The book leaves several questions only partially answered. Any reader of this review likely wants to know exactly what Rust means by “radical.” At the heart of this definition is the question of what it was about the ancestors of early Mormon converts that caused many of their descendants to accept Mormonism. Did they simply enjoy opposing religious authority, or were there certain core theological principles that the radicals shared? In truth, the radicals were all over the map theologically, from strict Calvinists to Universalists. Rust finds elements in all of the radicals’ teachings that are similar to Mormon principles, but in my experience Mormon doctrine is broad enough that similarities can be found between it and most religions. Yet two principles seem to stand out: the radicals commonly believed in personal revelation through the Holy Spirit, and they generally opposed the union of church and state. Both factors were critical in the formation of Mormonism.

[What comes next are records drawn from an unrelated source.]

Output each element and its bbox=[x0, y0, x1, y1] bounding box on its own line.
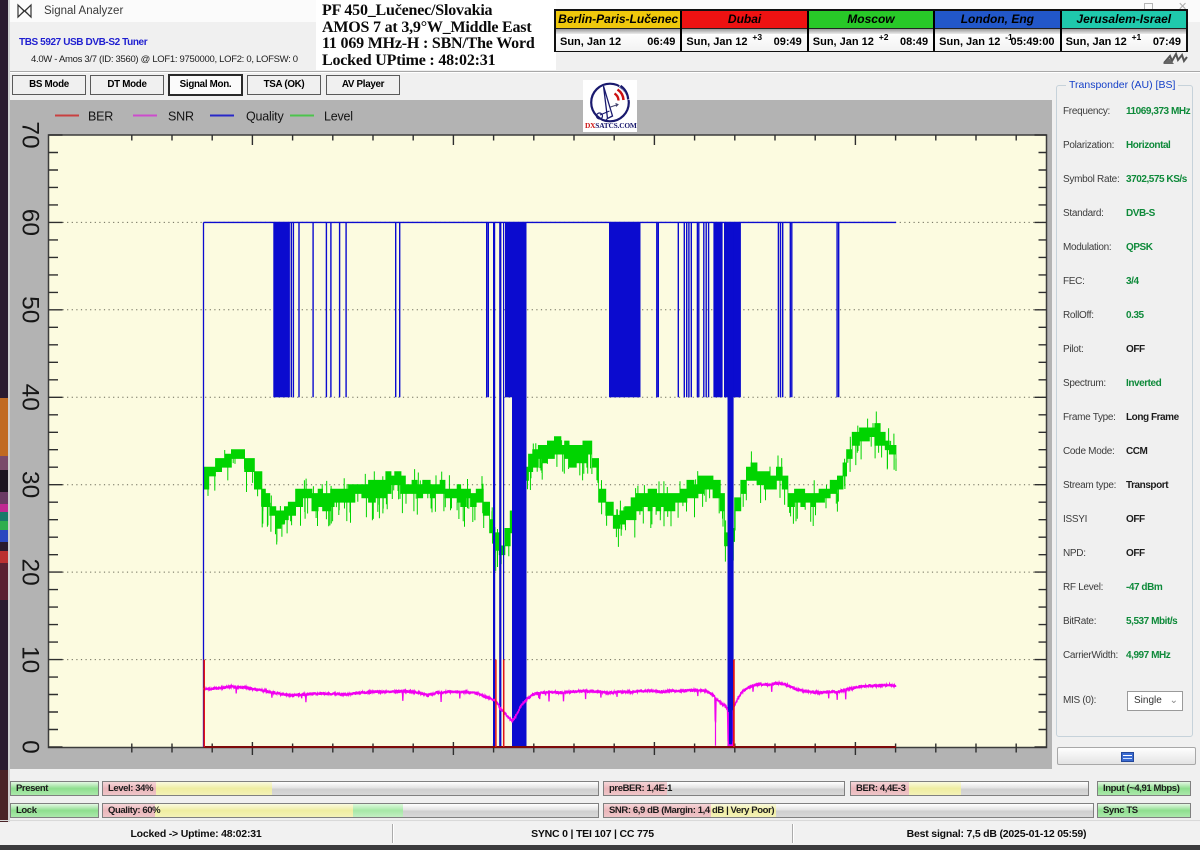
svg-text:DXSATCS.COM: DXSATCS.COM bbox=[585, 121, 637, 130]
svg-text:Level: Level bbox=[324, 110, 353, 124]
svg-text:70: 70 bbox=[17, 121, 44, 148]
svg-text:BER: BER bbox=[88, 110, 113, 124]
svg-text:0: 0 bbox=[17, 740, 44, 754]
svg-text:10: 10 bbox=[17, 646, 44, 673]
svg-text:30: 30 bbox=[17, 471, 44, 498]
svg-text:50: 50 bbox=[17, 296, 44, 323]
svg-text:Quality: Quality bbox=[246, 110, 284, 124]
svg-text:20: 20 bbox=[17, 558, 44, 585]
svg-text:40: 40 bbox=[17, 384, 44, 411]
svg-text:SNR: SNR bbox=[168, 110, 194, 124]
svg-text:60: 60 bbox=[17, 209, 44, 236]
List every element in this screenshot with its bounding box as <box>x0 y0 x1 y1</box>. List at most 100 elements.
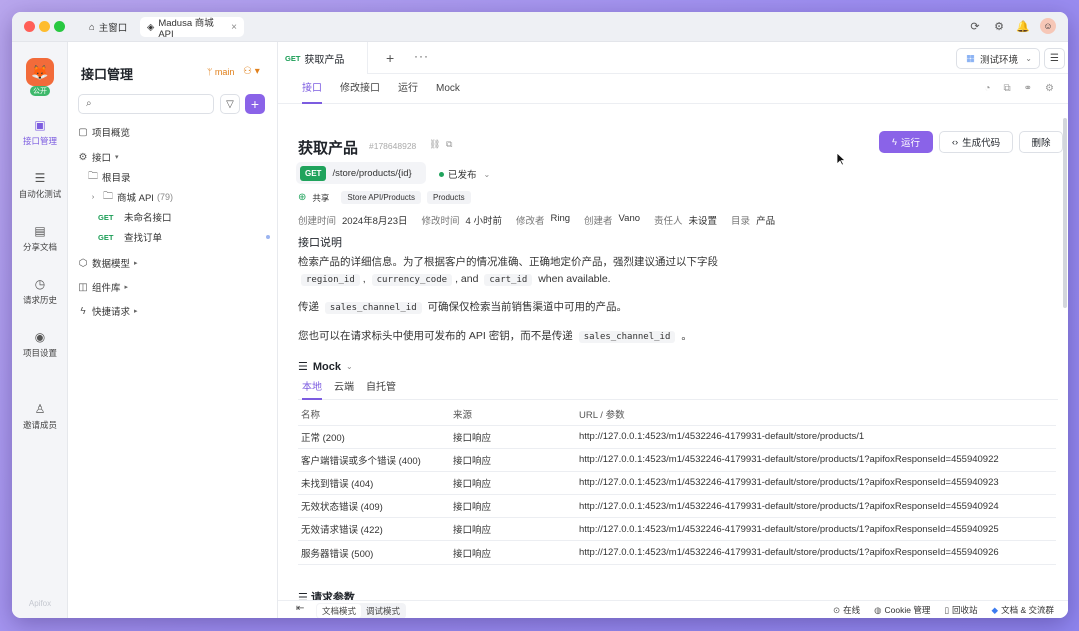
mock-tab-self-hosted[interactable]: 自托管 <box>366 378 396 400</box>
comment-icon[interactable]: ◔ <box>984 83 990 94</box>
plus-icon: + <box>250 96 260 112</box>
generate-code-button[interactable]: ‹› 生成代码 <box>939 131 1013 153</box>
copy-icon[interactable]: ⧉ <box>446 139 452 150</box>
app-icon: ◈ <box>147 21 155 33</box>
folder-icon: 🗀 <box>103 190 113 202</box>
tag[interactable]: Store API/Products <box>341 191 421 204</box>
branch-selector[interactable]: ᛘ main <box>207 67 234 77</box>
status-bar: ⇤ 文档模式 调试模式 ⊙ 在线 ◍ Cookie 管理 ▯ 回收站 ◆ 文档 & 交流… <box>278 600 1068 618</box>
copy-icon[interactable]: ⧉ <box>1004 83 1011 94</box>
share-icon[interactable]: ⚭ <box>1024 83 1032 94</box>
brand-label: Apifox <box>28 599 52 608</box>
branch-settings-icon[interactable]: ⚇ ▾ <box>243 66 260 77</box>
bell-icon[interactable]: 🔔 <box>1016 19 1030 33</box>
table-row[interactable]: 无效状态错误 (409) 接口响应 http://127.0.0.1:4523/m1… <box>298 494 1056 519</box>
tree-item-quick-request[interactable]: ϟ 快捷请求 ▸ <box>68 302 278 320</box>
visibility-badge: 公开 <box>30 86 50 96</box>
new-tab-button[interactable]: + <box>386 50 394 66</box>
table-row[interactable]: 服务器错误 (500) 接口响应 http://127.0.0.1:4523/m1/… <box>298 540 1056 565</box>
more-icon[interactable]: ··· <box>414 49 429 63</box>
doc-tab-get-product[interactable]: GET 获取产品 <box>278 42 368 74</box>
mock-section-heading[interactable]: ☰ Mock ⌄ <box>298 360 353 374</box>
filter-button[interactable]: ▽ <box>220 94 240 114</box>
rail-item-settings[interactable]: ◉ 项目设置 <box>12 330 68 359</box>
trash-icon: ▯ <box>944 605 950 615</box>
main-panel: GET 获取产品 + ··· ▦ 测试环境 ⌄ ☰ 接口 修改接口 运行 Moc… <box>278 42 1068 618</box>
tree-item-unnamed[interactable]: GET 未命名接口 <box>68 208 278 226</box>
tree-item-components[interactable]: ◫ 组件库 ▸ <box>68 278 278 296</box>
tree-item-root[interactable]: 🗀 根目录 <box>68 168 278 186</box>
rail-item-invite[interactable]: ♙ 邀请成员 <box>12 402 68 431</box>
mock-tab-local[interactable]: 本地 <box>302 378 322 400</box>
component-icon: ◫ <box>78 281 88 293</box>
menu-button[interactable]: ☰ <box>1044 48 1065 69</box>
subtab-edit[interactable]: 修改接口 <box>340 74 380 104</box>
tags-row: ⊕ 共享 Store API/Products Products <box>298 191 471 204</box>
run-button[interactable]: ϟ 运行 <box>879 131 933 153</box>
online-icon: ⊙ <box>832 605 841 615</box>
status-select[interactable]: 已发布 ⌄ <box>439 167 490 181</box>
tree-item-models[interactable]: ⬡ 数据模型 ▸ <box>68 254 278 272</box>
project-logo-icon[interactable]: 🦊 <box>26 58 54 86</box>
minimize-window-button[interactable] <box>39 21 50 32</box>
env-icon: ▦ <box>966 53 975 64</box>
tag[interactable]: Products <box>427 191 471 204</box>
tree-item-shop-api[interactable]: › 🗀 商城 API (79) <box>68 188 278 206</box>
subtab-run[interactable]: 运行 <box>398 74 418 104</box>
rail-item-docs[interactable]: ▤ 分享文档 <box>12 224 68 253</box>
environment-select[interactable]: ▦ 测试环境 ⌄ <box>956 48 1040 69</box>
automation-icon: ☰ <box>34 171 46 185</box>
delete-button[interactable]: 删除 <box>1019 131 1063 153</box>
endpoint-subtabs: 接口 修改接口 运行 Mock ◔ ⧉ ⚭ ⚙ <box>278 74 1068 104</box>
unsaved-dot <box>266 235 270 239</box>
subtab-api[interactable]: 接口 <box>302 74 322 104</box>
mock-tab-cloud[interactable]: 云端 <box>334 378 354 400</box>
gear-icon[interactable]: ⚙ <box>992 19 1006 33</box>
hamburger-icon: ☰ <box>1050 53 1059 64</box>
left-rail: 🦊 公开 ▣ 接口管理 ☰ 自动化测试 ▤ 分享文档 ◷ 请求历史 ◉ 项目设置… <box>12 42 68 618</box>
close-window-button[interactable] <box>24 21 35 32</box>
document-tabs-bar: GET 获取产品 + ··· ▦ 测试环境 ⌄ ☰ <box>278 42 1068 74</box>
avatar[interactable]: ☺ <box>1040 18 1056 34</box>
list-icon: ☰ <box>298 361 308 373</box>
settings-icon[interactable]: ⚙ <box>1045 83 1054 94</box>
window-tab-home[interactable]: ⌂ 主窗口 <box>82 17 134 37</box>
scrollbar[interactable] <box>1063 118 1067 308</box>
chevron-down-icon: ⌄ <box>483 169 491 179</box>
refresh-icon[interactable]: ⟳ <box>968 19 982 33</box>
mode-debug[interactable]: 调试模式 <box>361 604 405 618</box>
column-header: 来源 <box>450 403 576 426</box>
rail-item-api[interactable]: ▣ 接口管理 <box>12 118 68 147</box>
subtab-mock[interactable]: Mock <box>436 74 460 104</box>
close-tab-icon[interactable]: × <box>231 22 237 33</box>
recycle-bin[interactable]: ▯ 回收站 <box>944 604 977 616</box>
table-row[interactable]: 正常 (200) 接口响应 http://127.0.0.1:4523/m1/453… <box>298 425 1056 449</box>
column-header: 名称 <box>298 403 450 426</box>
maximize-window-button[interactable] <box>54 21 65 32</box>
table-row[interactable]: 客户端错误或多个错误 (400) 接口响应 http://127.0.0.1:452… <box>298 448 1056 472</box>
description-paragraph: 检索产品的详细信息。为了根据客户的情况准确、正确地定价产品，强烈建议通过以下字段… <box>298 256 718 286</box>
tree-item-find-order[interactable]: GET 查找订单 <box>68 228 278 246</box>
rail-item-automation[interactable]: ☰ 自动化测试 <box>12 171 68 200</box>
caret-down-icon: ▾ <box>115 154 119 161</box>
online-status[interactable]: ⊙ 在线 <box>833 604 860 616</box>
link-icon[interactable]: ⛓ <box>429 139 440 150</box>
endpoint-title: 获取产品 <box>298 140 359 157</box>
meta-row: 创建时间 2024年8月23日 修改时间 4 小时前 修改者 Ring 创建者 Vano… <box>298 213 776 227</box>
mode-doc[interactable]: 文档模式 <box>317 604 362 618</box>
table-row[interactable]: 未找到错误 (404) 接口响应 http://127.0.0.1:4523/m1/… <box>298 471 1056 496</box>
cookie-manager[interactable]: ◍ Cookie 管理 <box>874 604 930 616</box>
tree-item-api[interactable]: ⚙ 接口 ▾ <box>68 148 278 166</box>
table-row[interactable]: 无效请求错误 (422) 接口响应 http://127.0.0.1:4523/m1… <box>298 517 1056 542</box>
rail-item-history[interactable]: ◷ 请求历史 <box>12 277 68 306</box>
tree-item-overview[interactable]: ▢ 项目概览 <box>68 123 278 141</box>
endpoint-path[interactable]: GET /store/products/{id} <box>296 162 426 184</box>
search-input[interactable] <box>99 97 209 111</box>
collapse-sidebar-icon[interactable]: ⇤ <box>296 603 304 614</box>
description-heading: 接口说明 <box>298 237 342 249</box>
add-button[interactable]: + <box>245 94 265 114</box>
docs-community[interactable]: ◆ 文档 & 交流群 <box>992 604 1054 616</box>
description-paragraph: 您也可以在请求标头中使用可发布的 API 密钥，而不是传递 sales_chan… <box>298 330 692 343</box>
sidebar-search[interactable]: ⌕ <box>78 94 214 114</box>
window-tab-project[interactable]: ◈ Madusa 商城 API × <box>140 17 244 40</box>
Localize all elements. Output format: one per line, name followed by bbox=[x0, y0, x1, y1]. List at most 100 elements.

One additional basic element was common among the early converts’ ancestors, an element best summarized in a statement Brigham Young made at a gathering in Salt Lake City: “My ancestors were some of the most strict religionists that lived upon the earth. You no doubt can say the same about yours.”3 Rust demonstrates that many could indeed have said so: these radicals took their religion very seriously and, considering the great sacrifices that early Mormon converts made for their religion, seemed to have passed that attitude onto their descendants.

About the author(s)

Stephen J. Fleming graduated from Brigham Young University in history and earned an MA, also in history, at California State University at Stanislaus.

Notes

1. For a synopsis of these arguments see my master’s thesis, “An Examination of the Success of Early Mormonism in the Delaware Valley” (master’s thesis, University of California, Stanislaus, 2003), 9–22.

2. John L. Brooke, The Refiner’s Fire: The Making of Mormon Cosmology, 1644–1844 (Cambridge: Cambridge University Press, 1994), 64.

3. Brigham Young, in Journal of Discourses, 26 vols. (Liverpool: F. D. Richards, 1855–86), 6:290, August 15, 1852.